Survivorship Bias – How does it work?
I was recently lurking around an online investment forum when the following post came up –
“I recently ran an experiment where I generated random 7 to 50-stock portfolios from the 500 largest U.S. traded companies and measured their performance over the past 10 years. All of the randomly selected portfolios outperformed the S&P500 and BRK.B in terms of compound annual rate of return. Has anyone else tried this experiment? I then convinced myself that it worked by looking at the Guggenheim ETF RSP that holds an equal weight portfolio of the S&P500 stocks. It too beat the S&P500 over the past 10 years. I posted a video on YouTube of the experiment and the results”
Before I dig any deeper into this article, take a moment and see what the problem the above statement runs into.
The answer, survivorship bias. By purchasing the top companies of today and backtesting them over the past ten years, you are just taking stocks which have already won and bought them at some point in the past – completely skewing your returns. Survivorship bias is a big problem in the mutual fund industry.
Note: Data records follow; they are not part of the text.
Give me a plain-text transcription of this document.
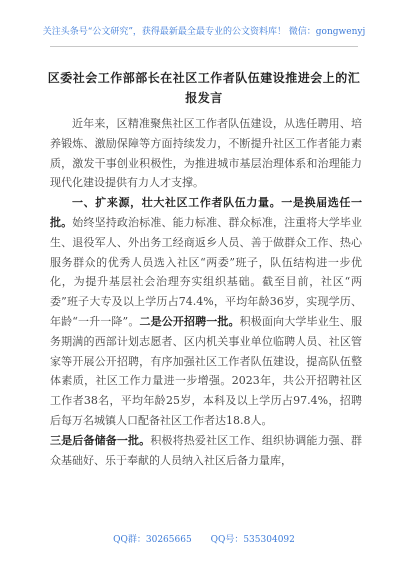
关注头条号“公文研究”，获得最新最全最专业的公文资料库！ 微信：gongwenyj
区委社会工作部部长在社区工作者队伍建设推进会上的汇报发言

近年来，区精准聚焦社区工作者队伍建设，从选任聘用、培养锻炼、激励保障等方面持续发力，不断提升社区工作者能力素质，激发干事创业积极性，为推进城市基层治理体系和治理能力现代化建设提供有力人才支撑。

一、扩来源，壮大社区工作者队伍力量。一是换届选任一批。始终坚持政治标准、能力标准、群众标准，注重将大学毕业生、退役军人、外出务工经商返乡人员、善于做群众工作、热心服务群众的优秀人员选入社区“两委”班子，队伍结构进一步优化，为提升基层社会治理夯实组织基础。截至目前，社区“两委”班子大专及以上学历占74.4%，平均年龄36岁，实现学历、年龄“一升一降”。二是公开招聘一批。积极面向大学毕业生、服务期满的西部计划志愿者、区内机关事业单位临聘人员、社区管家等开展公开招聘，有序加强社区工作者队伍建设，提高队伍整体素质，社区工作力量进一步增强。2023年，共公开招聘社区工作者38名，平均年龄25岁，本科及以上学历占97.4%，招聘后每万名城镇人口配备社区工作者达18.8人。

三是后备储备一批。积极将热爱社区工作、组织协调能力强、群众基础好、乐于奉献的人员纳入社区后备力量库，

QQ群：30265665 QQ号：535304092
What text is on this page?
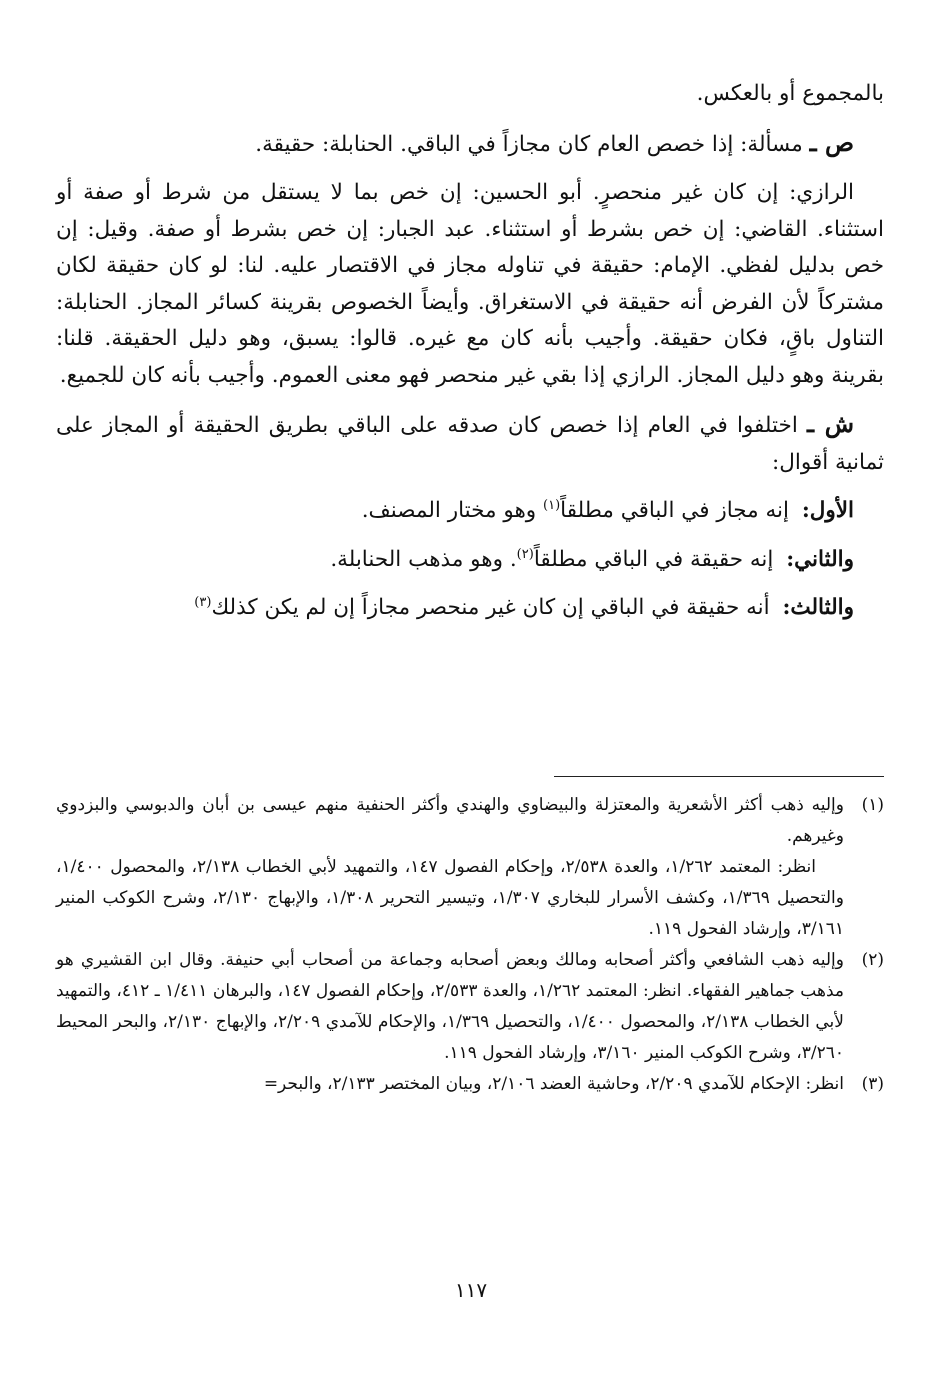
بالمجموع أو بالعكس.

ص ـ مسألة: إذا خصص العام كان مجازاً في الباقي. الحنابلة: حقيقة.

الرازي: إن كان غير منحصرٍ. أبو الحسين: إن خص بما لا يستقل من شرط أو صفة أو استثناء. القاضي: إن خص بشرط أو استثناء. عبد الجبار: إن خص بشرط أو صفة. وقيل: إن خص بدليل لفظي. الإمام: حقيقة في تناوله مجاز في الاقتصار عليه. لنا: لو كان حقيقة لكان مشتركاً لأن الفرض أنه حقيقة في الاستغراق. وأيضاً الخصوص بقرينة كسائر المجاز. الحنابلة: التناول باقٍ، فكان حقيقة. وأجيب بأنه كان مع غيره. قالوا: يسبق، وهو دليل الحقيقة. قلنا: بقرينة وهو دليل المجاز. الرازي إذا بقي غير منحصر فهو معنى العموم. وأجيب بأنه كان للجميع.

ش ـ اختلفوا في العام إذا خصص كان صدقه على الباقي بطريق الحقيقة أو المجاز على ثمانية أقوال:

الأول: إنه مجاز في الباقي مطلقاً$^{(١)}$ وهو مختار المصنف.

والثاني: إنه حقيقة في الباقي مطلقاً$^{(٢)}$. وهو مذهب الحنابلة.

والثالث: أنه حقيقة في الباقي إن كان غير منحصر مجازاً إن لم يكن كذلك$^{(٣)}$

(١)
وإليه ذهب أكثر الأشعرية والمعتزلة والبيضاوي والهندي وأكثر الحنفية منهم عيسى بن أبان والدبوسي والبزدوي وغيرهم.
انظر: المعتمد ١/٢٦٢، والعدة ٢/٥٣٨، وإحكام الفصول ١٤٧، والتمهيد لأبي الخطاب ٢/١٣٨، والمحصول ١/٤٠٠، والتحصيل ١/٣٦٩، وكشف الأسرار للبخاري ١/٣٠٧، وتيسير التحرير ١/٣٠٨، والإبهاج ٢/١٣٠، وشرح الكوكب المنير ٣/١٦١، وإرشاد الفحول ١١٩.
(٢)
وإليه ذهب الشافعي وأكثر أصحابه ومالك وبعض أصحابه وجماعة من أصحاب أبي حنيفة. وقال ابن القشيري هو مذهب جماهير الفقهاء. انظر: المعتمد ١/٢٦٢، والعدة ٢/٥٣٣، وإحكام الفصول ١٤٧، والبرهان ١/٤١١ ـ ٤١٢، والتمهيد لأبي الخطاب ٢/١٣٨، والمحصول ١/٤٠٠، والتحصيل ١/٣٦٩، والإحكام للآمدي ٢/٢٠٩، والإبهاج ٢/١٣٠، والبحر المحيط ٣/٢٦٠، وشرح الكوكب المنير ٣/١٦٠، وإرشاد الفحول ١١٩.
(٣)
انظر: الإحكام للآمدي ٢/٢٠٩، وحاشية العضد ٢/١٠٦، وبيان المختصر ٢/١٣٣، والبحر=
١١٧
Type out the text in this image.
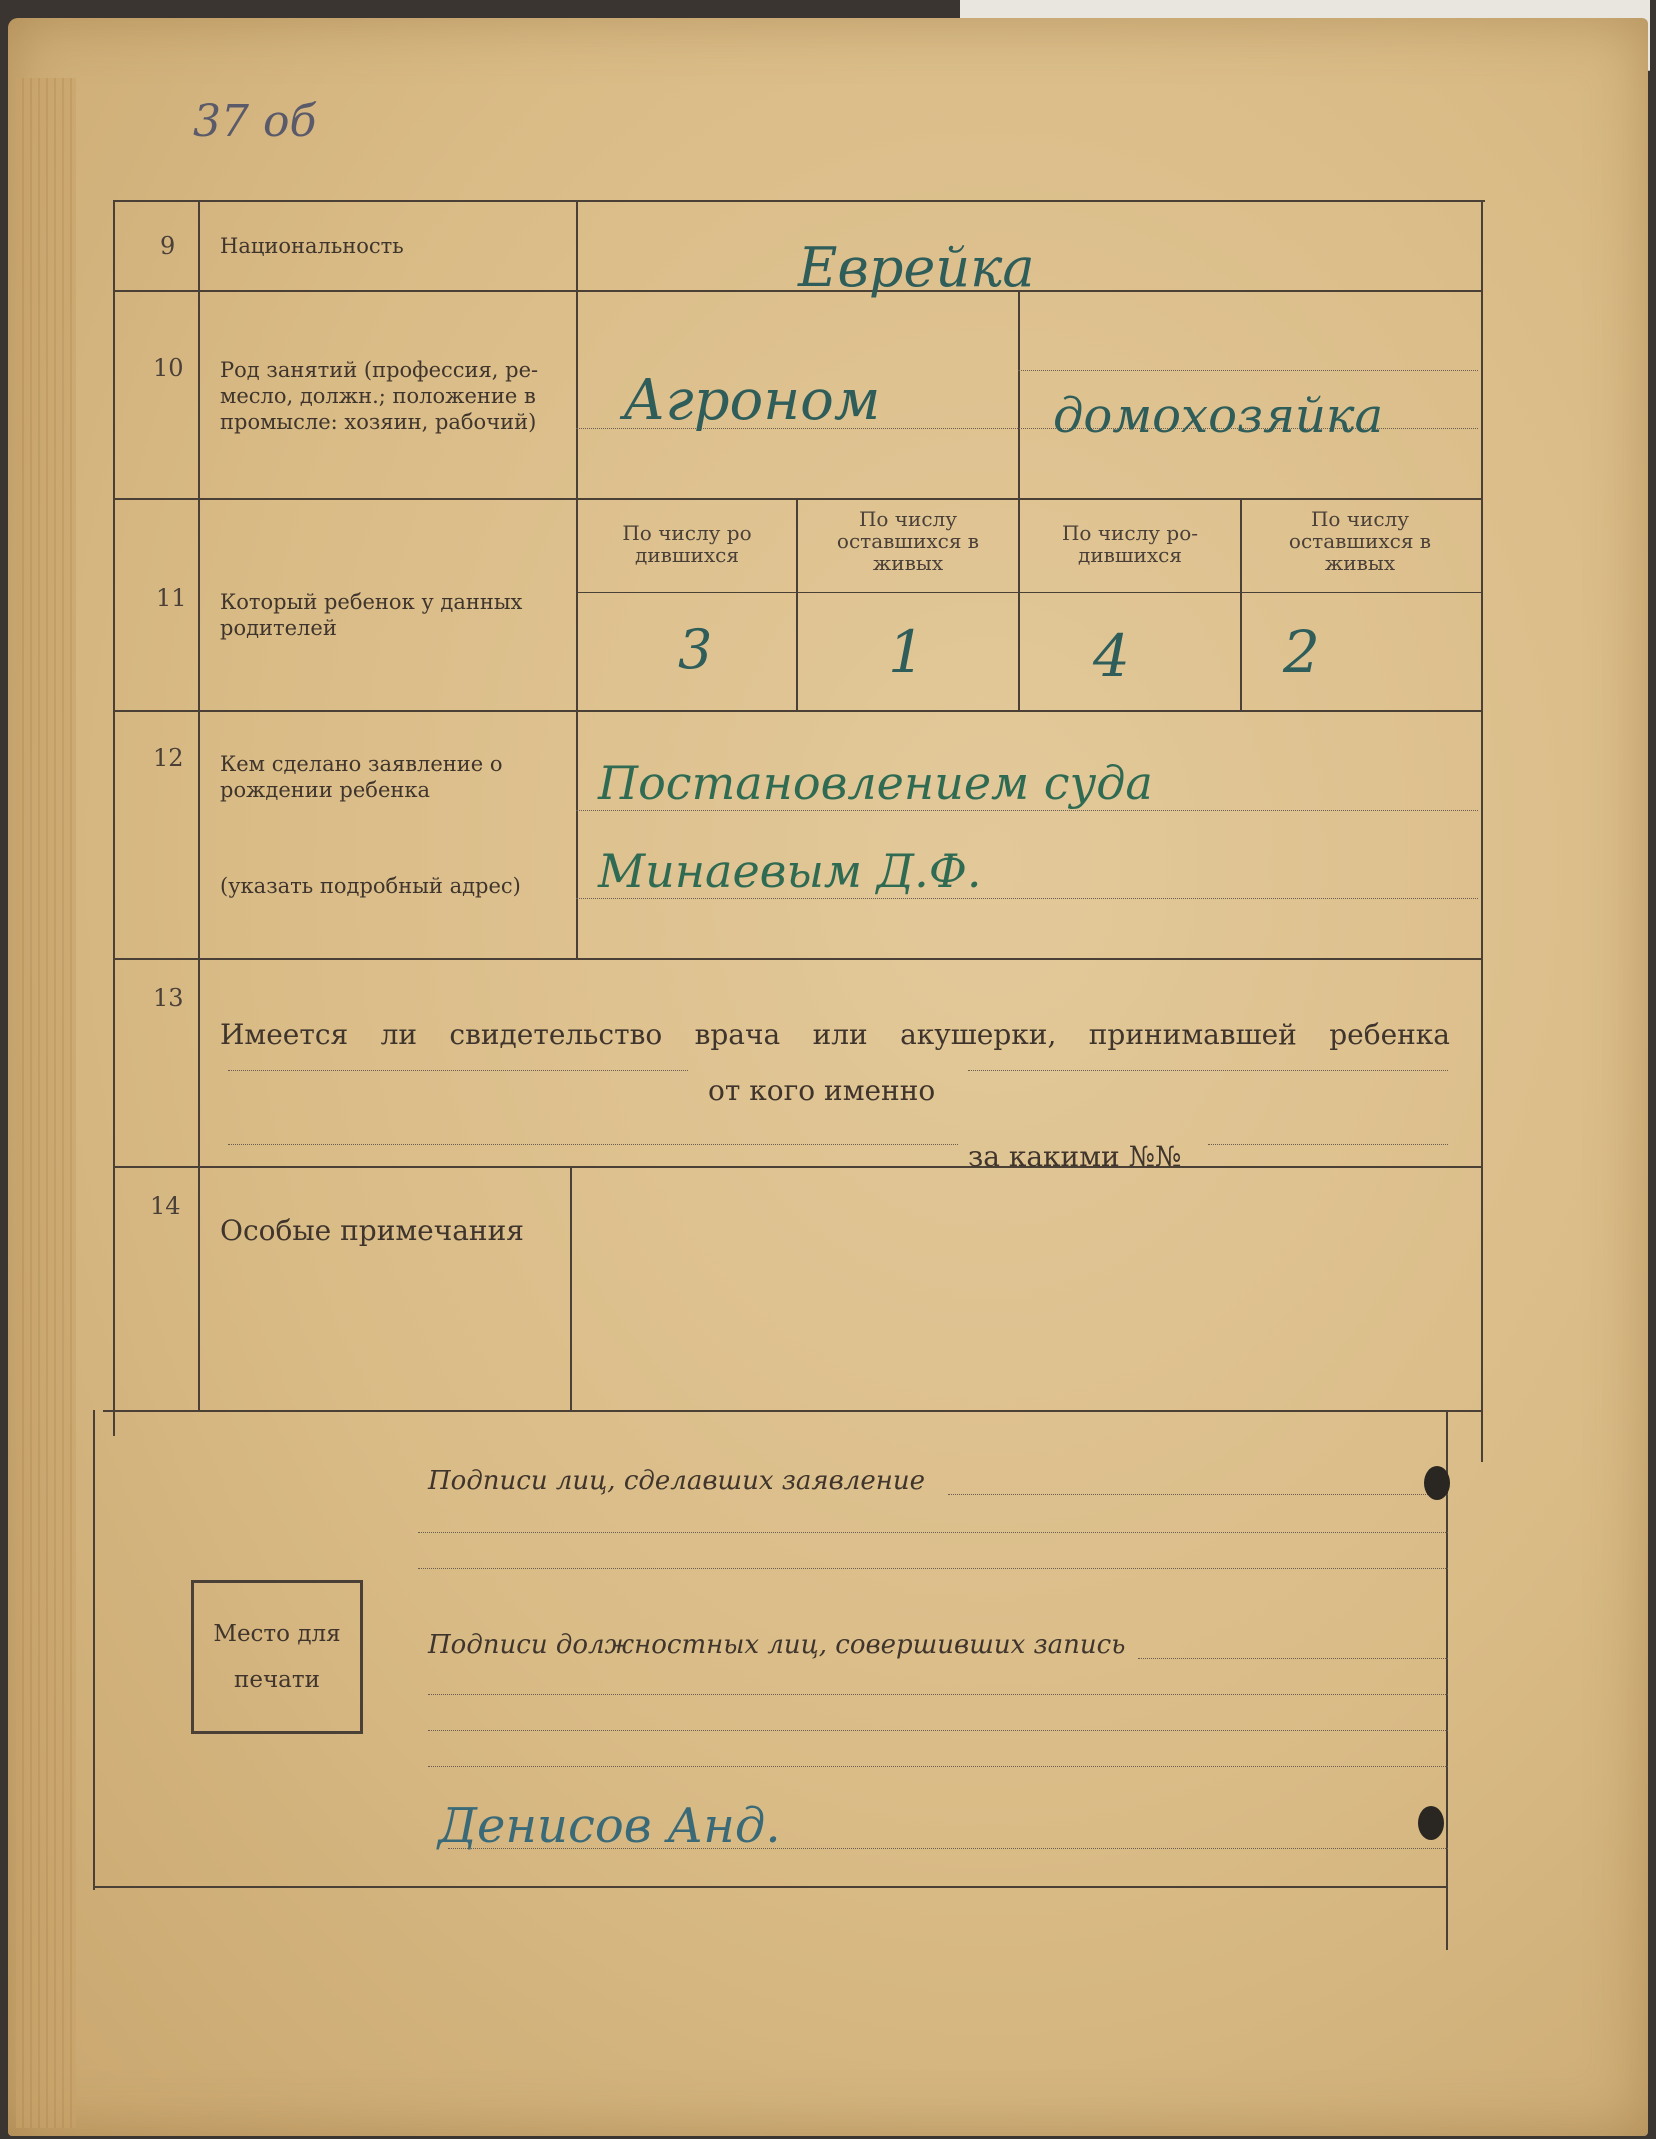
37 об
9 Национальность	Еврейка
10 Род занятий (профессия, ре-
месло, должн.; положение в
промысле: хозяин, рабочий) Агроном	домохозяйка
11 Который ребенок у данных
родителей
По числу ро
дившихся
3
По числу
оставшихся в
живых
1
По числу ро-
дившихся
4
По числу
оставшихся в
живых
2
12 Кем сделано заявление о
рождении ребенка
(указать подробный адрес)
Постановлением суда
Минаевым Д.Ф.
13
Имеется ли свидетельство врача или акушерки, принимавшей ребенка
от кого именно
за какими №№
14
Особые примечания
Подписи лиц, сделавших заявление
Место для
печати
Подписи должностных лиц, совершивших запись
Денисов Анд.
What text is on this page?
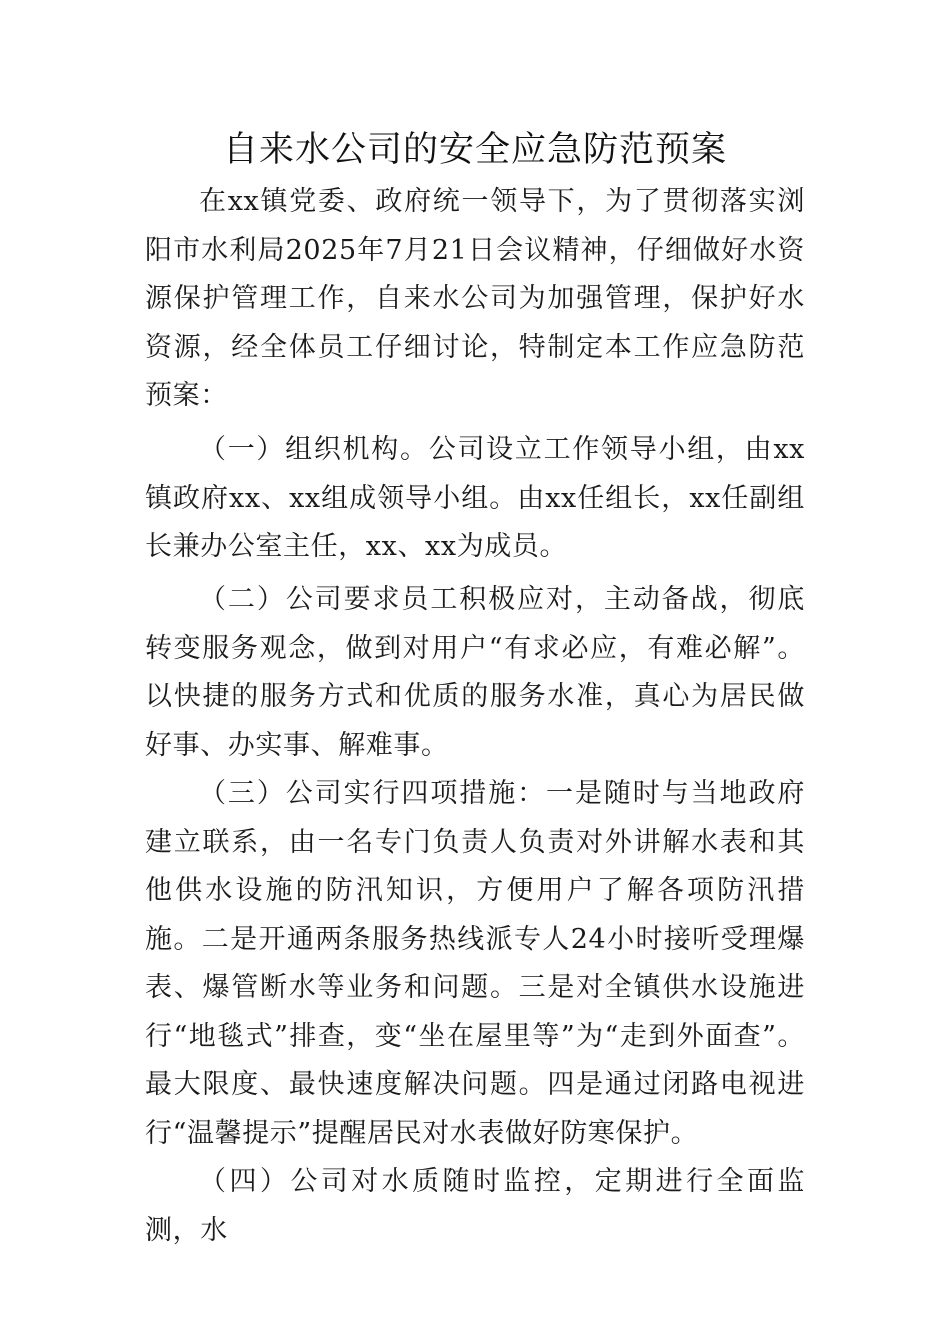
自来水公司的安全应急防范预案

在xx镇党委、政府统一领导下，为了贯彻落实浏阳市水利局2025年7月21日会议精神，仔细做好水资源保护管理工作，自来水公司为加强管理，保护好水资源，经全体员工仔细讨论，特制定本工作应急防范预案：

（一）组织机构。公司设立工作领导小组，由xx镇政府xx、xx组成领导小组。由xx任组长，xx任副组长兼办公室主任，xx、xx为成员。

（二）公司要求员工积极应对，主动备战，彻底转变服务观念，做到对用户“有求必应，有难必解”。以快捷的服务方式和优质的服务水准，真心为居民做好事、办实事、解难事。

（三）公司实行四项措施：一是随时与当地政府建立联系，由一名专门负责人负责对外讲解水表和其他供水设施的防汛知识，方便用户了解各项防汛措施。二是开通两条服务热线派专人24小时接听受理爆表、爆管断水等业务和问题。三是对全镇供水设施进行“地毯式”排查，变“坐在屋里等”为“走到外面查”。最大限度、最快速度解决问题。四是通过闭路电视进行“温馨提示”提醒居民对水表做好防寒保护。

（四）公司对水质随时监控，定期进行全面监测，水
Many mutual fund companies will eliminate poorly performing mutual fund products, or push poor performing funds into a larger, better performing fund to show better results.
How does survivorship bias work?
I would rather not have to go through the process of building tons of portfolios to illustrate this, so we are going to do it in one easy screen.
The first thing we want to do is build a screen. When backtested, this screen will find the top ranked companies in terms of market cap for each rebalance point in the past – eliminating the above bias.
This returns quite a few companies, so let’s go ahead and knock that number down to something more manageable. You’ll see why in a second.
By adding max holdings of 5, and sorting by Piotroski Score T12M, we get a nice little group of recognizable stocks.
Going back to the original quote, it appears that they are taking the top companies of today and backtesting them over the past ten years. Therefore, to mirror their process, we need to create a separate tab and backtest our results over the same period as the rest of the screener.
How does it do?
We run the backtest a little further back than the original quote by going back twenty years rather than ten. Without looking at the legend, can you tell which line is affected by survivorship bias? This sort of thing is why you, as an investor, have to be diligent and make sure the math is right prior to investing. Yes these companies did well in the past, but remember, that is no indication of future performance. On the other hand, the real strategy that isn’t affected by this sort of bias return just about the exact same as the market over the same time period which is to be expected, since the largest companies share correlation with the overall market.